On 17 December 2012, she was appointed ambassador of Argentina to the United States, officially presenting her credentials on 19 February 2013. She replaced Jorge Argüello, who was appointed ambassador to Portugal.

During her tenure as ambassador, Nahón was active in defending the Argentine position during negotiations with vulture funds, continually sending letters to US congressmen and senators. She met with the United States Department of State to obtain support from the US government.

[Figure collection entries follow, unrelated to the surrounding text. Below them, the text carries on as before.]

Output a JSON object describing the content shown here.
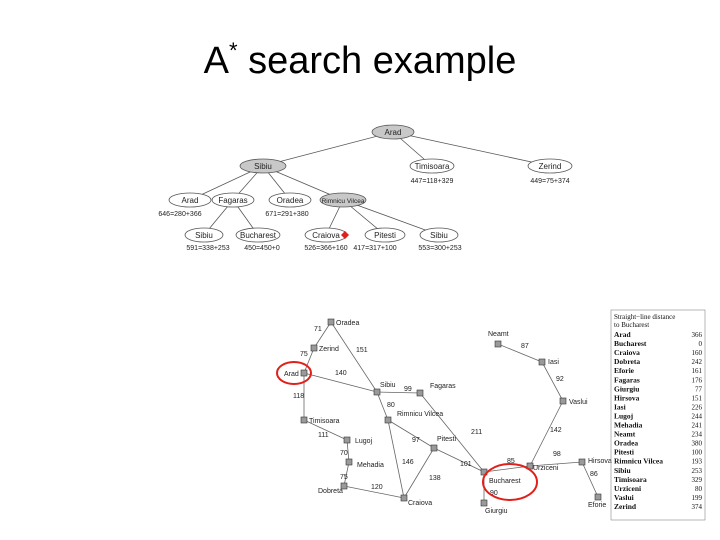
{
  "title": {
    "main": "A",
    "sup": "*",
    "rest": " search example"
  },
  "tree": {
    "root": "Arad",
    "level1": [
      {
        "label": "Sibiu",
        "f": ""
      },
      {
        "label": "Timisoara",
        "f": "447=118+329"
      },
      {
        "label": "Zerind",
        "f": "449=75+374"
      }
    ],
    "level2": [
      {
        "label": "Arad",
        "f": "646=280+366"
      },
      {
        "label": "Fagaras",
        "f": ""
      },
      {
        "label": "Oradea",
        "f": "671=291+380"
      },
      {
        "label": "Rimnicu Vilcea",
        "f": ""
      }
    ],
    "level3": [
      {
        "label": "Sibiu",
        "f": "591=338+253"
      },
      {
        "label": "Bucharest",
        "f": "450=450+0"
      },
      {
        "label": "Craiova",
        "f": "526=366+160"
      },
      {
        "label": "Pitesti",
        "f": "417=317+100"
      },
      {
        "label": "Sibiu",
        "f": "553=300+253"
      }
    ]
  },
  "map": {
    "cities": {
      "oradea": "Oradea",
      "zerind": "Zerind",
      "arad": "Arad",
      "timisoara": "Timisoara",
      "lugoj": "Lugoj",
      "mehadia": "Mehadia",
      "dobreta": "Dobreta",
      "craiova": "Craiova",
      "sibiu": "Sibiu",
      "fagaras": "Fagaras",
      "rimnicu": "Rimnicu Vilcea",
      "pitesti": "Pitesti",
      "bucharest": "Bucharest",
      "giurgiu": "Giurgiu",
      "urziceni": "Urziceni",
      "hirsova": "Hirsova",
      "eforie": "Eforie",
      "vaslui": "Vaslui",
      "iasi": "Iasi",
      "neamt": "Neamt"
    },
    "distances": [
      "71",
      "75",
      "151",
      "140",
      "118",
      "111",
      "70",
      "75",
      "120",
      "99",
      "80",
      "97",
      "146",
      "138",
      "211",
      "101",
      "90",
      "85",
      "98",
      "86",
      "142",
      "92",
      "87"
    ]
  },
  "table": {
    "heading1": "Straight−line distance",
    "heading2": "to Bucharest",
    "rows": [
      {
        "city": "Arad",
        "value": "366"
      },
      {
        "city": "Bucharest",
        "value": "0"
      },
      {
        "city": "Craiova",
        "value": "160"
      },
      {
        "city": "Dobreta",
        "value": "242"
      },
      {
        "city": "Eforie",
        "value": "161"
      },
      {
        "city": "Fagaras",
        "value": "176"
      },
      {
        "city": "Giurgiu",
        "value": "77"
      },
      {
        "city": "Hirsova",
        "value": "151"
      },
      {
        "city": "Iasi",
        "value": "226"
      },
      {
        "city": "Lugoj",
        "value": "244"
      },
      {
        "city": "Mehadia",
        "value": "241"
      },
      {
        "city": "Neamt",
        "value": "234"
      },
      {
        "city": "Oradea",
        "value": "380"
      },
      {
        "city": "Pitesti",
        "value": "100"
      },
      {
        "city": "Rimnicu Vilcea",
        "value": "193"
      },
      {
        "city": "Sibiu",
        "value": "253"
      },
      {
        "city": "Timisoara",
        "value": "329"
      },
      {
        "city": "Urziceni",
        "value": "80"
      },
      {
        "city": "Vaslui",
        "value": "199"
      },
      {
        "city": "Zerind",
        "value": "374"
      }
    ]
  },
  "colors": {
    "node_fill": "#c8c8c8",
    "open_node_fill": "#ffffff",
    "highlight": "#e0201a",
    "edge": "#555555"
  }
}
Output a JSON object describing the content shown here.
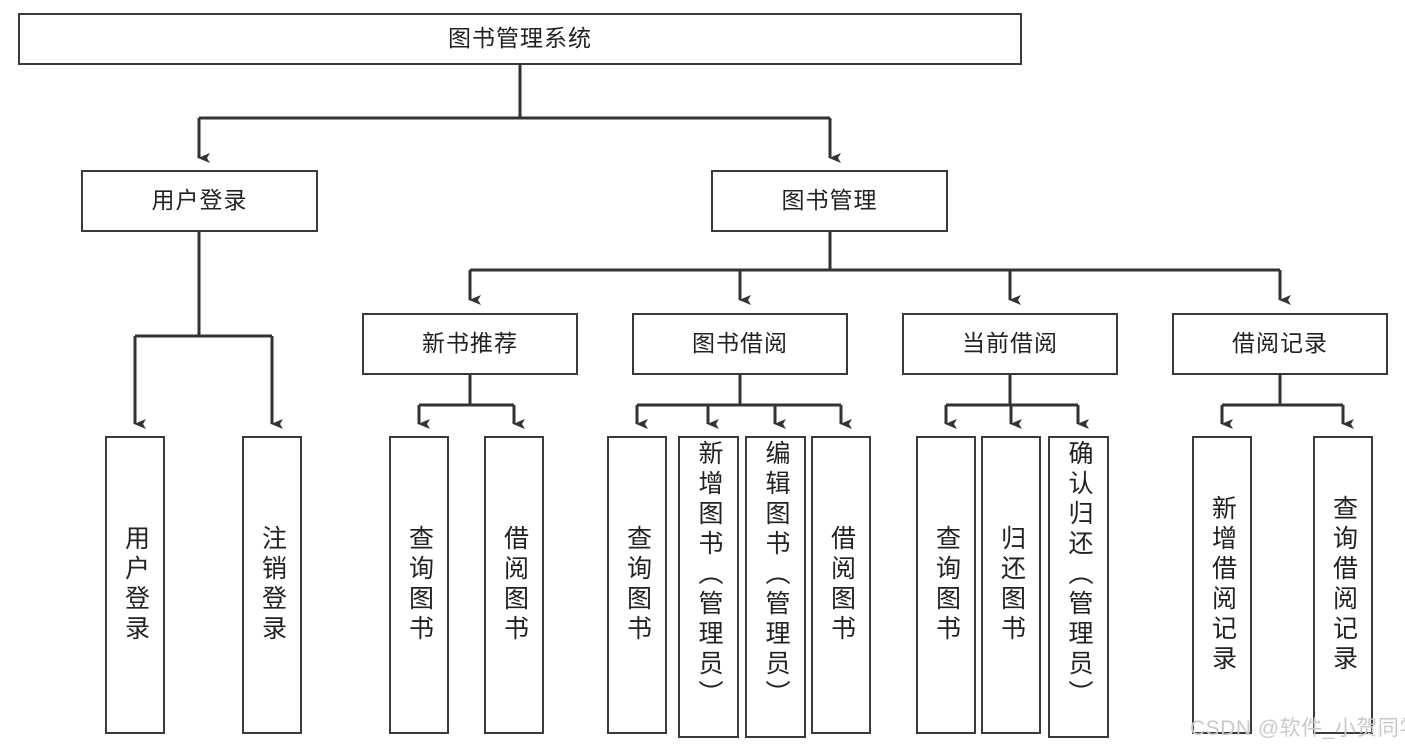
{
  "diagram": {
    "type": "tree-hierarchy",
    "title": "图书管理系统",
    "root": {
      "label": "图书管理系统",
      "id": "root"
    },
    "level2": [
      {
        "id": "user-login",
        "label": "用户登录"
      },
      {
        "id": "book-management",
        "label": "图书管理"
      }
    ],
    "level3": [
      {
        "id": "new-book-recommend",
        "label": "新书推荐",
        "parent": "book-management"
      },
      {
        "id": "book-borrow",
        "label": "图书借阅",
        "parent": "book-management"
      },
      {
        "id": "current-borrow",
        "label": "当前借阅",
        "parent": "book-management"
      },
      {
        "id": "borrow-record",
        "label": "借阅记录",
        "parent": "book-management"
      }
    ],
    "leaves": [
      {
        "id": "leaf-user-login",
        "label": "用户登录",
        "parent": "user-login"
      },
      {
        "id": "leaf-user-logout",
        "label": "注销登录",
        "parent": "user-login"
      },
      {
        "id": "leaf-query-book-1",
        "label": "查询图书",
        "parent": "new-book-recommend"
      },
      {
        "id": "leaf-borrow-book-1",
        "label": "借阅图书",
        "parent": "new-book-recommend"
      },
      {
        "id": "leaf-query-book-2",
        "label": "查询图书",
        "parent": "book-borrow"
      },
      {
        "id": "leaf-add-book",
        "label": "新增图书（管理员）",
        "parent": "book-borrow"
      },
      {
        "id": "leaf-edit-book",
        "label": "编辑图书（管理员）",
        "parent": "book-borrow"
      },
      {
        "id": "leaf-borrow-book-2",
        "label": "借阅图书",
        "parent": "book-borrow"
      },
      {
        "id": "leaf-query-book-3",
        "label": "查询图书",
        "parent": "current-borrow"
      },
      {
        "id": "leaf-return-book",
        "label": "归还图书",
        "parent": "current-borrow"
      },
      {
        "id": "leaf-confirm-return",
        "label": "确认归还（管理员）",
        "parent": "current-borrow"
      },
      {
        "id": "leaf-add-record",
        "label": "新增借阅记录",
        "parent": "borrow-record"
      },
      {
        "id": "leaf-query-record",
        "label": "查询借阅记录",
        "parent": "borrow-record"
      }
    ],
    "colors": {
      "border": "#3a3a3a",
      "text": "#222222",
      "background": "#ffffff",
      "connector": "#333333",
      "watermark": "#c9c9c9"
    }
  },
  "watermark": {
    "text": "CSDN @软件_小贺同学"
  }
}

She was also responsible for asking the US government for the whereabouts of Jaime Stiuso and for responding to the US press in the face of criticism of Argentina's policy. She was a guest speaker at the Center for Politics and participated in Columbia University's Initiative for Policy Dialogue and the Jubilee USA Network.

In September 2015, she published a notice in the Huffington Post on the Argentine position on the Falkland Islands sovereignty dispute.

In late November 2015, Nahón announced her farewell to the Argentine embassy. She did not return to Argentina, since her husband works in Washington, D.C. and their children go to school there. Chargé d'affaires Carlos Mascias was temporarily placed in charge of the embassy. In December 2015, Mauricio Macri appointed Martín Lousteau to the position.

She currently works as an adjunct professor at American University's Washington College of Law where she founded their Model G20 program.

==Personal life==
Cecilia Nahón is married to Sergio García Gómez (who served as manager at Aerolíneas Argentinas) and has two children. In 2014 her husband was appointed as an adviser at the Mexican embassy in Washington, D.C.